PARTE 2 – REINCARNAZIONE E LETTERATURA
L’IMMORTALITA’ COME RESURREZIONE DEL CORPO
“Perché temere l’immortalità di un ignorante? Se l’ignorante fosse invece entrato in possesso dell’eternità, conoscerebbe anche la scienza, allora si, che il discorso cambierebbe”. Emil Cioran

Due chiarimenti si fanno imperativi: il primo riguarda il fatto che vadano ritenuti molto più attendibili i mistici, i teologi, i poeti, i filosofi o i letterati, quali interpreti della co-scienza, rispetto ai presunti specialisti del tema, gli “scienziati”, i riduzionisti barricati tra cervello e materia, piuttosto che “alla caccia” per l’universo.
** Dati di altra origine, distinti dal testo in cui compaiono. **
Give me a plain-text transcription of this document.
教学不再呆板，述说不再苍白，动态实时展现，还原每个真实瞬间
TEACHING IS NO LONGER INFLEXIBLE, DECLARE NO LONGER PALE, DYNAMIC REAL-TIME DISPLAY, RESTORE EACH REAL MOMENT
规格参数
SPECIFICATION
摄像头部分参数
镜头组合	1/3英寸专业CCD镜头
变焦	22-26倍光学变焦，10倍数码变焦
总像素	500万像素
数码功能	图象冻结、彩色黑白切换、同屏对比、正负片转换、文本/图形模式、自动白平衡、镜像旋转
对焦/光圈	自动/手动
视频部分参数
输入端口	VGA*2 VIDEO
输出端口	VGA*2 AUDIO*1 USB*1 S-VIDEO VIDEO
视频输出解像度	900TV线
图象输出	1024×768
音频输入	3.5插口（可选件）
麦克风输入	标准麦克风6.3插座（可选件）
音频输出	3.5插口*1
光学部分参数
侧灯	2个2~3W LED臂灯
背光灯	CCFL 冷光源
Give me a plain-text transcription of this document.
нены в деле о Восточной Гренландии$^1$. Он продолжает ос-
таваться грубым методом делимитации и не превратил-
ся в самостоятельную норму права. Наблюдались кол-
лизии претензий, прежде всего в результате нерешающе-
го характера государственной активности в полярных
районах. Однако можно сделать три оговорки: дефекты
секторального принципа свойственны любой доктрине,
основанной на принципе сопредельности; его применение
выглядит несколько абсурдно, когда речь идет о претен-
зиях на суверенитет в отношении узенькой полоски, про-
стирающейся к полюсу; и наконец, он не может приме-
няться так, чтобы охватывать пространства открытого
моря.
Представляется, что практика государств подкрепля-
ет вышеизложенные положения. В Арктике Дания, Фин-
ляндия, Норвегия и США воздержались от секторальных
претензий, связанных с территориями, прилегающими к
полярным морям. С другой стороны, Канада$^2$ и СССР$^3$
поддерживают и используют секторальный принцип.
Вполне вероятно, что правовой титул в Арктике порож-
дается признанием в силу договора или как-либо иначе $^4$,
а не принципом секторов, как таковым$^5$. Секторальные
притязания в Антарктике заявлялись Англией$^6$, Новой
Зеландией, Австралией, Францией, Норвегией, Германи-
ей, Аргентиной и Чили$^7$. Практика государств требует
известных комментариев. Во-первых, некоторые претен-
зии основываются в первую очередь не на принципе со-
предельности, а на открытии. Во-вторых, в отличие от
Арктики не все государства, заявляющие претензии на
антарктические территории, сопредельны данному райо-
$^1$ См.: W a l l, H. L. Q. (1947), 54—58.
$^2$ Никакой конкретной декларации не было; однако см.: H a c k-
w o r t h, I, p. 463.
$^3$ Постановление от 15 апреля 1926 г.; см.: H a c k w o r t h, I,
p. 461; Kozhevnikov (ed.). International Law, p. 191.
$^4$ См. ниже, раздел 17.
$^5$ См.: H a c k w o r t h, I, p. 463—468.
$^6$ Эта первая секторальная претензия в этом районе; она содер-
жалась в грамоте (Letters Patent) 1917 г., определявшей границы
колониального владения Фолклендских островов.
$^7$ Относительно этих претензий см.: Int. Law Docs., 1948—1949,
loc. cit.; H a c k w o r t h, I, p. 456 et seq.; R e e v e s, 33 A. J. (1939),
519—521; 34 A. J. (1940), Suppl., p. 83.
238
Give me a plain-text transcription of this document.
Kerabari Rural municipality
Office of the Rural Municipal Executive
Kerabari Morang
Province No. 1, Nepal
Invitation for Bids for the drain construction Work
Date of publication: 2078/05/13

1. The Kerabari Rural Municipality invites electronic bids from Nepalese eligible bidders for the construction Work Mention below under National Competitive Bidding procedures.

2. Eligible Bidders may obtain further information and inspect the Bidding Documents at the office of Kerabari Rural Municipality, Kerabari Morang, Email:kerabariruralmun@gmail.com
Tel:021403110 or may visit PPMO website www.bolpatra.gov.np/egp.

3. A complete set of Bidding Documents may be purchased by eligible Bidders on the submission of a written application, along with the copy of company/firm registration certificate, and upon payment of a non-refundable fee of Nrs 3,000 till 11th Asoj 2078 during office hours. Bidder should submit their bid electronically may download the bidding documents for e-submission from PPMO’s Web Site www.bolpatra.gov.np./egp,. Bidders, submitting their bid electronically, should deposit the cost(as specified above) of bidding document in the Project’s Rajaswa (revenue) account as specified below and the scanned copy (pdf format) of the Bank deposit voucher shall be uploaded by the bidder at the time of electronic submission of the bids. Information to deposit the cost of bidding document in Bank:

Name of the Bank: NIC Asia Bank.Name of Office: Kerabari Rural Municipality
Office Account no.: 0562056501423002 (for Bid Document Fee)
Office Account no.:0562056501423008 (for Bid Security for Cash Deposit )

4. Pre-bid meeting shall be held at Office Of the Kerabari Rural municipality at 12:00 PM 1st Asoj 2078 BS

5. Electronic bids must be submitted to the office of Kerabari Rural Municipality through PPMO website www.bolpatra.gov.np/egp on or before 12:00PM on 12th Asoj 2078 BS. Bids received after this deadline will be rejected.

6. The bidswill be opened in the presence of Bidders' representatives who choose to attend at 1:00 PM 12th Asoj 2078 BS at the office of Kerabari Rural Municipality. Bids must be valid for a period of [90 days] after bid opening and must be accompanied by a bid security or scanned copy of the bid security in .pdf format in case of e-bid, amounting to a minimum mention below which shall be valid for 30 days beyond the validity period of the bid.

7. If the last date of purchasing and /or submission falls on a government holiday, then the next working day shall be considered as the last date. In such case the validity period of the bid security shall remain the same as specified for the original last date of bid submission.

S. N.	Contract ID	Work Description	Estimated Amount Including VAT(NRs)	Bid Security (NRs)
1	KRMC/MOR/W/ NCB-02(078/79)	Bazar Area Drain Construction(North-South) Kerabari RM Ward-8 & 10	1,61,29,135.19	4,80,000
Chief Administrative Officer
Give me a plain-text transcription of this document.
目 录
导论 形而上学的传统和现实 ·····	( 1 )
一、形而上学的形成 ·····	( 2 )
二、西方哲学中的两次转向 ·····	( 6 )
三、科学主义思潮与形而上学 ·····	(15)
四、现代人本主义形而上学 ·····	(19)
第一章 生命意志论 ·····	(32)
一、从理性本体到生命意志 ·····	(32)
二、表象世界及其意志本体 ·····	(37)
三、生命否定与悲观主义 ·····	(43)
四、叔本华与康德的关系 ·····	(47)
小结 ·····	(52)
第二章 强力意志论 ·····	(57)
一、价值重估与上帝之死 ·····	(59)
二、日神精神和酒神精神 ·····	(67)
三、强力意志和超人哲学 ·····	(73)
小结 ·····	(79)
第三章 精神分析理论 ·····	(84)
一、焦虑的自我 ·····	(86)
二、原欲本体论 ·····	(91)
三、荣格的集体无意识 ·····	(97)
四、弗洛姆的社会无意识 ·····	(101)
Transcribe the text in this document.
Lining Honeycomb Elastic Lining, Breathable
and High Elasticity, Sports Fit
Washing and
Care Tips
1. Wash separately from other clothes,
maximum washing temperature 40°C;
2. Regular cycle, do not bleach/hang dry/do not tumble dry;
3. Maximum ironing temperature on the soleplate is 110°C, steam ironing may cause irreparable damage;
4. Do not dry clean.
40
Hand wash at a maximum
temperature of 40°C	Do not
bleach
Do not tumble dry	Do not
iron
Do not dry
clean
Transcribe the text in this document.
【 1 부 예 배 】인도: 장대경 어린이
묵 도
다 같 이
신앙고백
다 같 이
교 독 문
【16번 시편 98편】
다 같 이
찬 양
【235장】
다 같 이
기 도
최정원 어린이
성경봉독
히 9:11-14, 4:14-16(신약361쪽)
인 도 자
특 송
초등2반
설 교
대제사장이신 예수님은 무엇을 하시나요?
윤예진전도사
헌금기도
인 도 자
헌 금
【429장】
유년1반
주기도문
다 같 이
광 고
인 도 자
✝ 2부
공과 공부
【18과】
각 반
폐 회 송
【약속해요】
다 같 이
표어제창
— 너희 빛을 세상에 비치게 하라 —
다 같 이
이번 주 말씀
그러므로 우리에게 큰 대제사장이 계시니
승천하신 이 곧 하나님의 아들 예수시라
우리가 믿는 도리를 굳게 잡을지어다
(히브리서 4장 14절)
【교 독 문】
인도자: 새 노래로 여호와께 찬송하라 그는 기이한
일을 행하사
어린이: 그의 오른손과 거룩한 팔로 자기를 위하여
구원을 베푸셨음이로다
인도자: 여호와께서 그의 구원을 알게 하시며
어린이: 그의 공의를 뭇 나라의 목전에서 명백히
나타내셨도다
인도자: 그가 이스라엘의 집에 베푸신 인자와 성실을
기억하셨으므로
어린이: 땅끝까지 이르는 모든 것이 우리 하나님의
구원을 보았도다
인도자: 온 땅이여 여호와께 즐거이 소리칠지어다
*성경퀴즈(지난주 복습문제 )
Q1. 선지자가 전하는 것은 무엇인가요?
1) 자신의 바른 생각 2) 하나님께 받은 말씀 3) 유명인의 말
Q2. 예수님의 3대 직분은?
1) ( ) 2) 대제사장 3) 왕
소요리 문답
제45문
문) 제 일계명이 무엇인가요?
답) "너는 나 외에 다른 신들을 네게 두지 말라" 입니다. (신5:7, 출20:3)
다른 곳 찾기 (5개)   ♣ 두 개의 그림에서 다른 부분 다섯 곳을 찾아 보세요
Come scrive Manly Palmer Hall in “Astrology and Reincarnation“: “I filosofi ermetici, i più saggi tra gli egiziani, possedevano una profonda conoscenza di questi misteri, e altrettanto facevano Pitagora, Platone e Aristotele, i più nobili pensatori tra i greci. I druidi della Britannia e i galli includevano entrambe la reincarnazione e l’astrologia tra i loro insegnamenti segreti. Questi nobili uomini, riveriti come i più saggi e virtuosi tra i mortali, non avrebbero mai potuto essere oggetto d’ignoranza o superstizione. In questi affari, perciò, dovremmo considerare le loro opinioni con il massimo della serietà.[1]“ Un’idea talmente radicata in Hall al punto da portarlo a scrivere la sceneggiatura di un film “When were you born? [2]” nel 1938 (unica produzione da lui realizzata e prodotta da Warner Bros), alla cui visione rimandiamo interessati o scettici. Ricordiamo ai lettori che se c’è un autore verso cui il padre della psicanalisi, Carl Gustav Jung, era in debito (e non solo Jung), quella persona era proprio Mr. Hall.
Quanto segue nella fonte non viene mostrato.